Unlike SQL, you can't do START WITH or CONTAINS search, which I usually do in SQL for much user friendly search. There's also a limited inequality search you can do. Good thing is that there's a number of solution which could solve these shortcomings like the Searchable Model and Simple Full Text Search by Bill Katz.
Using the Searchable Model is really nice for short StringProperty you want to search on so you can be sure that you won't reach the 5,000 index entries cap. While is doesn't really imitates what the SQL START WITH and CONTAINS do, it is much better than the filter option provided. By default the Searchable Model index all the StringProperty you have in your model. To keep your Entries small and quick, you can specify which property gets index.
class Person(search.SearchableModel): first_name = db.SringProperty() last_name = db.SringProperty() @classmethod def SearchableProperties(cls): return [['first_name'], ['last_name']]
This will make a index on first_name and last_name separately, and you use it this way
query = Person.all().search('john', properties=['first_name']).order('frist_name') query = Person.all().search('smith', properties=['last_name']).order('last_name')
You can also declare multiple fields to be in one index to perform search on multiple property search.

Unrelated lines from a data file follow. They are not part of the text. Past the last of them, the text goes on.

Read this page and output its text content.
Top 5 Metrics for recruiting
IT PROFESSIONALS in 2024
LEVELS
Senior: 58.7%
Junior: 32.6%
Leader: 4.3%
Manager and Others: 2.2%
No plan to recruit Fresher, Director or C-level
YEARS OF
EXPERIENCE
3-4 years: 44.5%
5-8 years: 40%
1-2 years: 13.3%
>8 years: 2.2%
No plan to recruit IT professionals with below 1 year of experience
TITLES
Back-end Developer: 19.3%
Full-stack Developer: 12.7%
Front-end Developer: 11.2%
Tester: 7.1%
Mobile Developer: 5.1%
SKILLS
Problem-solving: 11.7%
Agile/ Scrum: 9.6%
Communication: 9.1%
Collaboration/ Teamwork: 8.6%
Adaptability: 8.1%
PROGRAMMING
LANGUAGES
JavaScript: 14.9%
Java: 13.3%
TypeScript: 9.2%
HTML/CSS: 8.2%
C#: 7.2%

@classmethod def SearchableProperties(cls): return [['first_name', 'last_name']]
And use it like this.
query = Person.all().search('john', properties=['first_name', 'last_name']).order('frist_name')
Using the Simple Full Text Search by Bill Katz is best for searching TextProperty, to do what we did with Searchable Models, will be like this
class Person(db.Model, Searchable): first_name = db.SringProperty() last_name = db.SringProperty() INDEX_ONLY = ['first_name', 'last_name']
And performing search could be as easy as
query = Person.search('john')
While both implementation seems to very similar here's a simple comparision showing how different they are.
| Searchable Model | Simple Full Text Search | |
| Stemming | No | Yes |
| Multi-word | Some how | Yes |
| Result | Returns a query object wherein you can perform additional operation like filter and order | Returns a list of match entities which you can't perform any filter or order, unless you're going to manipulate the list returned. |
| Implementation | Adds a StringListProperty to your model (__searchable_text_index). This kind of implementation bounds you to the 5,000 index entries cap. | Using another Model (StemmingIndex) to store the indexs of your model and links them by the Parent-child relationship. This approach is nice without modifying your model plus you're not bound to the 5,000 index entries cap. |
| Update | When you update you entity, the index also gets updated. | After updating your model, you have to manually update the index by performing a ancestor search on the StemmingIndex, delete it and create a new one to make the search perform right. |
While there are still some limitation on these solutions, I still think they're great solution for now. Good news is we might have a Full Text Search API coming.